Simulating Magnetohydrodynamical Flow with Constrained Transport and Adaptive Mesh Refinement; Algorithms & Tests of the AstroBEAR Code

TL;DR

This paper details the algorithms and testing of the AstroBEAR code, which simulates ideal magnetohydrodynamics using adaptive mesh refinement and constrained transport to accurately maintain magnetic field divergence-free conditions.

Contribution

The paper introduces new algorithms for maintaining divergence-free magnetic fields on adaptive grids within the AstroBEAR code, enhancing simulation accuracy and robustness.

Findings

Code accurately maintains divergence-free magnetic fields.

AstroBEAR demonstrates robustness through various test comparisons.
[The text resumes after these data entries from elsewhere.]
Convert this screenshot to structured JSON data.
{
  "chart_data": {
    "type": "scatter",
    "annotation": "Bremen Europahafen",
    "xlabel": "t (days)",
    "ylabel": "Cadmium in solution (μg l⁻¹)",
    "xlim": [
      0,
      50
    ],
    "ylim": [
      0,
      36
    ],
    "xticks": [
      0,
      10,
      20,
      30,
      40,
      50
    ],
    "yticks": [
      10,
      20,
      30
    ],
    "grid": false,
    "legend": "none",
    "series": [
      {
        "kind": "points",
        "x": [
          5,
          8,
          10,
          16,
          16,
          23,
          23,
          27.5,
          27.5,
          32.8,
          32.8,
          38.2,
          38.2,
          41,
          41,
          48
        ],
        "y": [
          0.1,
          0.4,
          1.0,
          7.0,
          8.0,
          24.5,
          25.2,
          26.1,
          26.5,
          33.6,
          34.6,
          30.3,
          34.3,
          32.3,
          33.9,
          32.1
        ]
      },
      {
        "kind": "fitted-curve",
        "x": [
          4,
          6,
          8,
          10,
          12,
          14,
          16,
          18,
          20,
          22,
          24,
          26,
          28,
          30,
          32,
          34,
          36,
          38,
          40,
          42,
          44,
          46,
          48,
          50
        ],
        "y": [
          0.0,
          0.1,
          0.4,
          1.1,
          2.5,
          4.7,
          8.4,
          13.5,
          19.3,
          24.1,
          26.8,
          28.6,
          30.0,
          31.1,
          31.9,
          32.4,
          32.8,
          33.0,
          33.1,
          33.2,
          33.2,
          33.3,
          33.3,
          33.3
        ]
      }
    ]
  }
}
High-resolution shock capturing schemes improve simulation fidelity.

Abstract

A description is given of the algorithms implemented in the AstroBEAR adaptive mesh refinement code for ideal magnetohydrodynamics. The code provides several high resolution, shock capturing schemes which are constructed to maintain conserved quantities of the flow in a finite volume sense. Divergence free magnetic field topologies are maintained to machine precision by collating the components of the magnetic field on a cell-interface staggered grid and utilizing the constrained transport approach for integrating the induction equations. The maintenance of magnetic field topologies on adaptive grids is achieved using prolongation and restriction operators which preserve the divergence and curl of the magnetic field across co-located grids of different resolution. The robustness and correctness of the code is demonstrated by comparing the numerical solution of various tests with analytical solutions or previously published numerical solutions obtained by other codes.